Artist’s representation of AT2022tsd, an explosion in a distant galaxy
Artist’s representation of AT2022tsd, an explosion in a distant galaxy. The image shows one possible explanation: a black hole accreting matter from a disk and powering a jet. Variation in the jet’s direction could produce the observed rapid flashes. (credit: Robert L. Hurt/Caltech/IPAC)

“No one really knew what to say,” says study lead author Anna Y. Q. Ho, assistant professor of astronomy in the College of Arts and Sciences at Cornell University, in a media release. “We had never seen anything like that before — something so fast, and the brightness as strong as the original explosion months later — in any supernova or FBOT. We’d never seen that, period, in astronomy.”

Fast blue optical transients (FBOTs), first discovered only in 2018, are a bit of an oddball. They shine far brighter than regular supernovas, but fade away in mere days instead of lingering for weeks. Astronomers have puzzled over what could drive such extreme yet short-lived outbursts.

The “Tasmanian devil” FBOT, spotted about a billion light years from Earth, started off looking pretty typical. But when the astronomers checked in on it three months later, expecting it to have faded away, they saw something astonishing.

“Amazingly, instead of fading steadily as one would expect, the source briefly brightened again — and again, and again,” explains Ho. “LFBOTs (luminous fast blue optical transients) are already a kind of weird, exotic event, so this was even weirder.”

These enigmatic flares, picked up by 15 telescopes around the world, are something completely new to astronomy. The team believes they must be coming from the hyper-energetic corpse left behind by the explosion — either a black hole or a super-dense neutron star.

“We don’t think anything else can make these kinds of flares,” notes Ho. “This settles years of debate about what powers this type of explosion, and reveals an unusually direct method of studying the activity of stellar corpses.”

Exactly how the remnant is shooting out such powerful bursts remains a mystery. One possibility is that a newly-born black hole is flinging jets of stellar material outward at near-lightspeed. Or perhaps FBOTs aren’t regular supernovas at all, but are triggered when a star gets swallowed by a black hole.

“This is unprecedented behavior — most supernovae explode once and then steadily decline in brightness over the course of a few weeks until they disappear from view,” says study co-author Vik Dhilon, professor from the University of Sheffield’s Department of Physics and Astronomy who leads the ULTRACAM project.
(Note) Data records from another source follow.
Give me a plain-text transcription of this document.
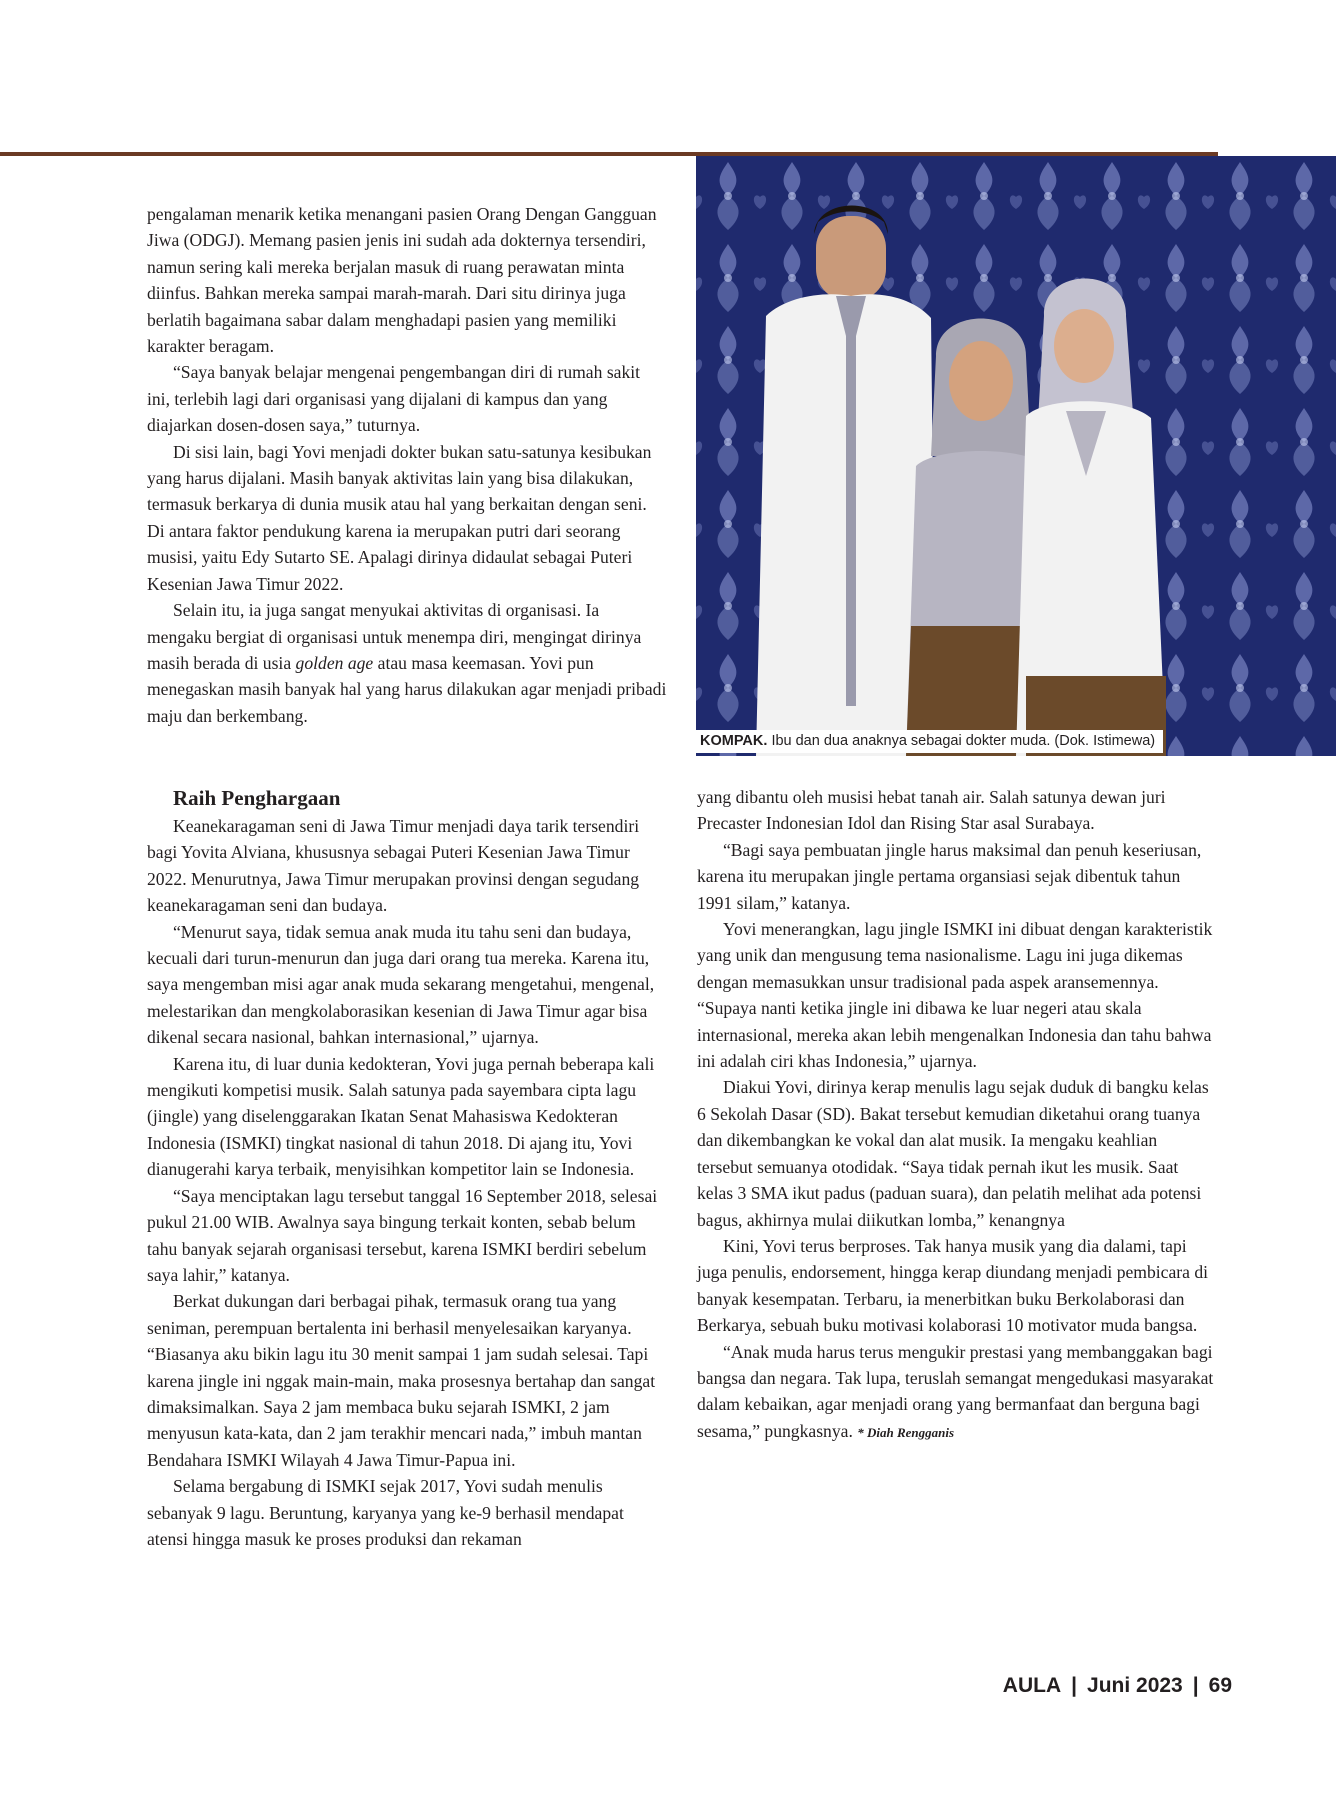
KOMPAK. Ibu dan dua anaknya sebagai dokter muda. (Dok. Istimewa)

pengalaman menarik ketika menangani pasien Orang Dengan Gangguan Jiwa (ODGJ). Memang pasien jenis ini sudah ada dokternya tersendiri, namun sering kali mereka berjalan masuk di ruang perawatan minta diinfus. Bahkan mereka sampai marah-marah. Dari situ dirinya juga berlatih bagaimana sabar dalam menghadapi pasien yang memiliki karakter beragam.

“Saya banyak belajar mengenai pengembangan diri di rumah sakit ini, terlebih lagi dari organisasi yang dijalani di kampus dan yang diajarkan dosen-dosen saya,” tuturnya.

Di sisi lain, bagi Yovi menjadi dokter bukan satu-satunya kesibukan yang harus dijalani. Masih banyak aktivitas lain yang bisa dilakukan, termasuk berkarya di dunia musik atau hal yang berkaitan dengan seni. Di antara faktor pendukung karena ia merupakan putri dari seorang musisi, yaitu Edy Sutarto SE. Apalagi dirinya didaulat sebagai Puteri Kesenian Jawa Timur 2022.

Selain itu, ia juga sangat menyukai aktivitas di organisasi. Ia mengaku bergiat di organisasi untuk menempa diri, mengingat dirinya masih berada di usia golden age atau masa keemasan. Yovi pun menegaskan masih banyak hal yang harus dilakukan agar menjadi pribadi maju dan berkembang.

Raih Penghargaan

Keanekaragaman seni di Jawa Timur menjadi daya tarik tersendiri bagi Yovita Alviana, khususnya sebagai Puteri Kesenian Jawa Timur 2022. Menurutnya, Jawa Timur merupakan provinsi dengan segudang keanekaragaman seni dan budaya.

“Menurut saya, tidak semua anak muda itu tahu seni dan budaya, kecuali dari turun-menurun dan juga dari orang tua mereka. Karena itu, saya mengemban misi agar anak muda sekarang mengetahui, mengenal, melestarikan dan mengkolaborasikan kesenian di Jawa Timur agar bisa dikenal secara nasional, bahkan internasional,” ujarnya.

Karena itu, di luar dunia kedokteran, Yovi juga pernah beberapa kali mengikuti kompetisi musik. Salah satunya pada sayembara cipta lagu (jingle) yang diselenggarakan Ikatan Senat Mahasiswa Kedokteran Indonesia (ISMKI) tingkat nasional di tahun 2018. Di ajang itu, Yovi dianugerahi karya terbaik, menyisihkan kompetitor lain se Indonesia.

“Saya menciptakan lagu tersebut tanggal 16 September 2018, selesai pukul 21.00 WIB. Awalnya saya bingung terkait konten, sebab belum tahu banyak sejarah organisasi tersebut, karena ISMKI berdiri sebelum saya lahir,” katanya.

Berkat dukungan dari berbagai pihak, termasuk orang tua yang seniman, perempuan bertalenta ini berhasil menyelesaikan karyanya. “Biasanya aku bikin lagu itu 30 menit sampai 1 jam sudah selesai. Tapi karena jingle ini nggak main-main, maka prosesnya bertahap dan sangat dimaksimalkan. Saya 2 jam membaca buku sejarah ISMKI, 2 jam menyusun kata-kata, dan 2 jam terakhir mencari nada,” imbuh mantan Bendahara ISMKI Wilayah 4 Jawa Timur-Papua ini.

Selama bergabung di ISMKI sejak 2017, Yovi sudah menulis sebanyak 9 lagu. Beruntung, karyanya yang ke-9 berhasil mendapat atensi hingga masuk ke proses produksi dan rekaman

yang dibantu oleh musisi hebat tanah air. Salah satunya dewan juri Precaster Indonesian Idol dan Rising Star asal Surabaya.

“Bagi saya pembuatan jingle harus maksimal dan penuh keseriusan, karena itu merupakan jingle pertama organsiasi sejak dibentuk tahun 1991 silam,” katanya.

Yovi menerangkan, lagu jingle ISMKI ini dibuat dengan karakteristik yang unik dan mengusung tema nasionalisme. Lagu ini juga dikemas dengan memasukkan unsur tradisional pada aspek aransemennya. “Supaya nanti ketika jingle ini dibawa ke luar negeri atau skala internasional, mereka akan lebih mengenalkan Indonesia dan tahu bahwa ini adalah ciri khas Indonesia,” ujarnya.

Diakui Yovi, dirinya kerap menulis lagu sejak duduk di bangku kelas 6 Sekolah Dasar (SD). Bakat tersebut kemudian diketahui orang tuanya dan dikembangkan ke vokal dan alat musik. Ia mengaku keahlian tersebut semuanya otodidak. “Saya tidak pernah ikut les musik. Saat kelas 3 SMA ikut padus (paduan suara), dan pelatih melihat ada potensi bagus, akhirnya mulai diikutkan lomba,” kenangnya

Kini, Yovi terus berproses. Tak hanya musik yang dia dalami, tapi juga penulis, endorsement, hingga kerap diundang menjadi pembicara di banyak kesempatan. Terbaru, ia menerbitkan buku Berkolaborasi dan Berkarya, sebuah buku motivasi kolaborasi 10 motivator muda bangsa.

“Anak muda harus terus mengukir prestasi yang membanggakan bagi bangsa dan negara. Tak lupa, teruslah semangat mengedukasi masyarakat dalam kebaikan, agar menjadi orang yang bermanfaat dan berguna bagi sesama,” pungkasnya. * Diah Rengganis

AULA | Juni 2023 | 69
Usually, astronomers only get snapshots of different stages in a star’s life and death — the living star, the explosion, the remnant. But with FBOTs and their lingering flares, astronomers might have a chance to watch a star’s full transition into its afterlife in real-time.

Anna Ho, assistant professor of astronomy in the College of Arts and Sciences
Anna Ho, assistant professor of astronomy in the College of Arts and Sciences. (credit: Jason Koski/Cornell University)

“Because the corpse is not just sitting there, it’s active and doing things that we can detect,” said Ho. “We think these flares could be coming from one of these newly formed corpses, which gives us a way to study their properties when they’ve just been formed.”

The find also hints that the way a star lives might foretell how it will die. Astronomers suspects that stars that spin very fast or have strong magnetic fields during their lives might be the ones that go out as FBOTs. Cracking that code could help astronomers link different kinds of stellar remnants to the stars that made them.

In the case of this undead star, one thing is clear: sometimes, the end is just the beginning of a whole new story waiting to be told.